The clip, which has been viewed more than 1.7 million times, claims Amazon workplaces “treat us like family.”

“At Amazon you can sit down when you’re tired and take a nap at your station,” a caption from TikTok user @rare.ssur reads in the video, which shows a man sitting on the ground in a warehouse of some kind.

The Independent has reached out to the video creator and Amazon for more information.

After years of claims about worker abuse inside of Amazon facilities, some commenters were sceptical about the video’s claims.

“Is this HR pretending to be an hourly team member?” one viewer wrote.

“THIS HAS TO BE SATIRE” another said.

Their scepticism isn’t baseless. Amazon does have a record of paying social media users to talk about the company’s positive aspects.

At the end of 2021, Amazon quietly ended a programme that paid hand-selected workers to post positive messages about the company on social media to counter “untruths” about working conditions inside its warehouses.

The @rare.ssur TikTok account, which began posting videos at the beginning of this year, has a number of clips making positive claims about Amazon, including that warehouse workers make nearly $50 an hour, even though average fulfillment center employees usually make less than half that at the company, according to data from ZipRecruiter.

The account also features a number of posts alluding to vague schemes to make thousands of dollars each month, including something called the Apple method, showing a safe full of Apple products.

TikTok videos aside, Amazon workers have long complained about high productivity targets inside warehouses forcing them to work brutal hours and sometimes even pee in bottles, which the company denies.

Over the holiday season, when the company faces extreme demand, workers at two Chicago facilities walked out to protest for better conditions.

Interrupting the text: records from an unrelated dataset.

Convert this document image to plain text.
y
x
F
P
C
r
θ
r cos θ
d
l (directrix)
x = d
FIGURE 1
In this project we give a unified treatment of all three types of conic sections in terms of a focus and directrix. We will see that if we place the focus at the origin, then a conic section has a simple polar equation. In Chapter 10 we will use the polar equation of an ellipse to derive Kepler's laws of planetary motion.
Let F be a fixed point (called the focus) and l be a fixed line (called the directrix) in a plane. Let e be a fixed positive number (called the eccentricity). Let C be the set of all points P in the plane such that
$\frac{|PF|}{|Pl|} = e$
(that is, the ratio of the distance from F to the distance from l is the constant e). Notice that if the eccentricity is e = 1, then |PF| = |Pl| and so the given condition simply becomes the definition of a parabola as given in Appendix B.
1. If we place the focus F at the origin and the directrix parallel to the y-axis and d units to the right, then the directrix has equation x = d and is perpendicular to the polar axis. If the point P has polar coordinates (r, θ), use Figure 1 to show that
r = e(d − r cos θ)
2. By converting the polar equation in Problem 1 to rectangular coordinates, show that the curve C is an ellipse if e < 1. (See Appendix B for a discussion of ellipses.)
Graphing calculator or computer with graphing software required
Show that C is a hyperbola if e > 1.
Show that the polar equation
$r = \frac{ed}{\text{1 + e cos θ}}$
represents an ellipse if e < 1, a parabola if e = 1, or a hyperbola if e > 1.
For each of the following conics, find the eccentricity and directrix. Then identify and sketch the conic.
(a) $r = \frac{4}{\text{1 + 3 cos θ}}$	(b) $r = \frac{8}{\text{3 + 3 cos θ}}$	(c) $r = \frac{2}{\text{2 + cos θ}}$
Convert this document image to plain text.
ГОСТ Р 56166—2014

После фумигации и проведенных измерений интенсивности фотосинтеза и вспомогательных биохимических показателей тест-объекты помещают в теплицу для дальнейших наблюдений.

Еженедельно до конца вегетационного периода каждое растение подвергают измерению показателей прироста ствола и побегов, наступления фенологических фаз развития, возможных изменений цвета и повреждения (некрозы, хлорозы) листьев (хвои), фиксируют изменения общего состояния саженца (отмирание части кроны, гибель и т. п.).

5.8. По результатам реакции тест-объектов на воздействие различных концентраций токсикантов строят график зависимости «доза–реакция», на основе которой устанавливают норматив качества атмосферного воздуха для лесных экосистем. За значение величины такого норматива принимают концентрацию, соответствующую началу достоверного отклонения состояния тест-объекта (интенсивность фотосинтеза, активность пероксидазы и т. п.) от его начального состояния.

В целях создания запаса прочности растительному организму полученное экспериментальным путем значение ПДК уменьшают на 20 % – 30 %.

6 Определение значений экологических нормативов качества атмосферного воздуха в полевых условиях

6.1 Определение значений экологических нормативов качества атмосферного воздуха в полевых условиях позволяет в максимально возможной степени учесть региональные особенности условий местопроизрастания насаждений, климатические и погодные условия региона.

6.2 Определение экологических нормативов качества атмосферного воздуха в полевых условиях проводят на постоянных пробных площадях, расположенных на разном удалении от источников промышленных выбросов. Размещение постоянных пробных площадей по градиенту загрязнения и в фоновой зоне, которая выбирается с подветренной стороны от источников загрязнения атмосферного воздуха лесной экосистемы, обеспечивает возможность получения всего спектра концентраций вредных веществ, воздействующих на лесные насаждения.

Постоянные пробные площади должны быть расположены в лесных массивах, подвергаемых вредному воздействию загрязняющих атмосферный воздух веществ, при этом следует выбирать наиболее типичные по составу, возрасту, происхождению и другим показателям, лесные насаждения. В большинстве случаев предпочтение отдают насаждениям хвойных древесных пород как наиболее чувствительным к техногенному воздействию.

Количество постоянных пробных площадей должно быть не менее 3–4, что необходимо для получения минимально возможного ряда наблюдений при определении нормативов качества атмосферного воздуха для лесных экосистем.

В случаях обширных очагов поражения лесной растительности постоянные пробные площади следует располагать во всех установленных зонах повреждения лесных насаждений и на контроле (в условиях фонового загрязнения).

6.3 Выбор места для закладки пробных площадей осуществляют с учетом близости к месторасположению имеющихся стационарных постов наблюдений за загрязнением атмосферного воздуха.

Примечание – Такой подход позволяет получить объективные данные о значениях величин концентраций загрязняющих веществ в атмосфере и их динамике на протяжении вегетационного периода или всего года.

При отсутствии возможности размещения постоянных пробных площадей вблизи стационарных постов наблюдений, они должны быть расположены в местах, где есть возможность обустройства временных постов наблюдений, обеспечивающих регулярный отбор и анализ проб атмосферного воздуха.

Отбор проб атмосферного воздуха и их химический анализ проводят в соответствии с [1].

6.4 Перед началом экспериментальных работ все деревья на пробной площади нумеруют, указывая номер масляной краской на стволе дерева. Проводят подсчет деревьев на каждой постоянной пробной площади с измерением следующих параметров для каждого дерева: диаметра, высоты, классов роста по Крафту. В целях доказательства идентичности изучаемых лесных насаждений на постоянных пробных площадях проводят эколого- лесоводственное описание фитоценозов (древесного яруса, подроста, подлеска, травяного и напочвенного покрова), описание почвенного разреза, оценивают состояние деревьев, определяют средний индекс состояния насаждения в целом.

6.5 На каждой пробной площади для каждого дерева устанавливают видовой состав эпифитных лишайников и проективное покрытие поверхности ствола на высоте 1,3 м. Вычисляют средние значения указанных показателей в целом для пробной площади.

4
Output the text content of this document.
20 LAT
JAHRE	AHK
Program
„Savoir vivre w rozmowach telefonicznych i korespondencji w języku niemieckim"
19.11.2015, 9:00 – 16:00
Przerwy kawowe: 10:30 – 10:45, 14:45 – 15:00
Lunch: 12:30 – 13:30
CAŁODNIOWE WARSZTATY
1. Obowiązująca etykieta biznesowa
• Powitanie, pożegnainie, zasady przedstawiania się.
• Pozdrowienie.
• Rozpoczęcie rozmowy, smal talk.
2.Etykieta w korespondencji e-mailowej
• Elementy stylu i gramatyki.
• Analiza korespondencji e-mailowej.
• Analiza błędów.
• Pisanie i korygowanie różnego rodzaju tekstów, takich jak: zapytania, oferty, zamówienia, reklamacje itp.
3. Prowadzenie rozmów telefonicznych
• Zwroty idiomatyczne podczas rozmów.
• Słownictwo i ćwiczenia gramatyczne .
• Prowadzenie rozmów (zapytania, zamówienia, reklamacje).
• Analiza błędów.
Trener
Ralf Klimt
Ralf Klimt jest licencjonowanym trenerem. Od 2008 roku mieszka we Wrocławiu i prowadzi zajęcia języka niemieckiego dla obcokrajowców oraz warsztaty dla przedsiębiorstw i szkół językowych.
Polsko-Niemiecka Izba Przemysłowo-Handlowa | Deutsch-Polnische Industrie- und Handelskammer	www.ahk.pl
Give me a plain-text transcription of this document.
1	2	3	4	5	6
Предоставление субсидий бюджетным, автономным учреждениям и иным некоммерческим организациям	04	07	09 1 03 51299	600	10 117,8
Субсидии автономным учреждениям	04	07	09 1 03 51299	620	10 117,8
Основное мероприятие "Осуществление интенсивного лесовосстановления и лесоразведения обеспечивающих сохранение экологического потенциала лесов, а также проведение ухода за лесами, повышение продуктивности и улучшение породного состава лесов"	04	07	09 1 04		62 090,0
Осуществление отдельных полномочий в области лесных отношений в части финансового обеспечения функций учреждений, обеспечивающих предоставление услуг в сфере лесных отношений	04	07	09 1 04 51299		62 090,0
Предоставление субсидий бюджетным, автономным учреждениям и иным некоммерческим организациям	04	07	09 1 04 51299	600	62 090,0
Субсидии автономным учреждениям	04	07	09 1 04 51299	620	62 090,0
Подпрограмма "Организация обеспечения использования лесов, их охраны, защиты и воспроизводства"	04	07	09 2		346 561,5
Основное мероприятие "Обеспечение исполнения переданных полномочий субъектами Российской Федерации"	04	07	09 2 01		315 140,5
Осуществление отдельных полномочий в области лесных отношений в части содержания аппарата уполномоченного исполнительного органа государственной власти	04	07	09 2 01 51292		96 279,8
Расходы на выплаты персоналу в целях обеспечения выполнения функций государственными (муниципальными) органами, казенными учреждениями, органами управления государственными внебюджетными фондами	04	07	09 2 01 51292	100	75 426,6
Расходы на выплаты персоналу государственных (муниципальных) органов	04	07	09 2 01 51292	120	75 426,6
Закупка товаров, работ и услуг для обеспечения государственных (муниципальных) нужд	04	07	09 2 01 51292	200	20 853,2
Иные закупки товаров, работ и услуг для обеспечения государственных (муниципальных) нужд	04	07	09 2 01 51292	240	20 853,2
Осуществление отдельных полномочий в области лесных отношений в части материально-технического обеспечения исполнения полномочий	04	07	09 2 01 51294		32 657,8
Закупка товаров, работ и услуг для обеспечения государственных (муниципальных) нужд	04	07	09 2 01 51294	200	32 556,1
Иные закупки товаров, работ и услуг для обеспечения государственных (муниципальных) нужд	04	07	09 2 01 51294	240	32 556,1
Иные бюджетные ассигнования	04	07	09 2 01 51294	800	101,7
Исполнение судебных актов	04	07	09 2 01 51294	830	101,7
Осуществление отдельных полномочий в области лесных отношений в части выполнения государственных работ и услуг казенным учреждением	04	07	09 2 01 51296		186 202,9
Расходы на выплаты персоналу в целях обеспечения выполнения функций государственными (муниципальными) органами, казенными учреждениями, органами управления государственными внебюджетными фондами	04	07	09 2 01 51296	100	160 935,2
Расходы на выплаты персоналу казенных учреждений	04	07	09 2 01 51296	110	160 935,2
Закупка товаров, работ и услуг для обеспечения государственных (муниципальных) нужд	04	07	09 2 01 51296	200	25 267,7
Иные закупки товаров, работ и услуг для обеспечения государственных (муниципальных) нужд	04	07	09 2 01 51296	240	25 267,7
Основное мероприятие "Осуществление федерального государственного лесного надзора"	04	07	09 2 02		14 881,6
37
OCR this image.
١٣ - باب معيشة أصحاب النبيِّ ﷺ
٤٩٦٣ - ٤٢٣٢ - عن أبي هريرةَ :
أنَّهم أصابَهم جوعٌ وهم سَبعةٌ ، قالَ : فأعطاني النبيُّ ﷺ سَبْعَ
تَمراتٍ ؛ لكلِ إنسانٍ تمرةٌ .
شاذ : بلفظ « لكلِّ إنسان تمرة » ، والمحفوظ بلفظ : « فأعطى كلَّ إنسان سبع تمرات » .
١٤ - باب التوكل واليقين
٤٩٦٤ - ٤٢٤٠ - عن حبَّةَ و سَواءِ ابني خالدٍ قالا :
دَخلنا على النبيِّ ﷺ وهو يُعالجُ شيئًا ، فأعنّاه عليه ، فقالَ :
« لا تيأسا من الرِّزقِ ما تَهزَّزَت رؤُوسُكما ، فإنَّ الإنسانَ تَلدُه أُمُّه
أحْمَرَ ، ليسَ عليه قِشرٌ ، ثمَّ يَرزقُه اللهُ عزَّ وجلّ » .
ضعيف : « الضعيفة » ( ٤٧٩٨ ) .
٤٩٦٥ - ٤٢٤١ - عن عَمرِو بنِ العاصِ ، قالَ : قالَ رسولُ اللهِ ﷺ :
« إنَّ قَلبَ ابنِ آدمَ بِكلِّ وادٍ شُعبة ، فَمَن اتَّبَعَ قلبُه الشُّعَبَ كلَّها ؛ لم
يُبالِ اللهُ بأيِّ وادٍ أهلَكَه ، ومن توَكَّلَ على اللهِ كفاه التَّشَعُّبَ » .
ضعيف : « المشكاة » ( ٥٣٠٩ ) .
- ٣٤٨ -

The company has also recently began asking workers to do 10-plus hour graveyard shifts, a policy Amazon delivery drivers have said is causing them to stay out late and make high numbers of deliveries, compromising their safety.

In March, an Amazon warehouse employee sued the company for allegedly not letting workers take their full mandated rest breaks.

The company has also been accused of inappropriately stifling labour activity, with the National Labor Relations Board claiming in January that Amazon “repeatedly broke the law by threatening, surveilling, and interrogating their Staten Island warehouse workers who are engaged in a union organizing campaign,” which the company denies.

Last year, California signed a new law and became the first state to mandate that retailers like Amazon can’t penalise workers for missing productivity quotas because of health and safety needs, such as bathroom breaks.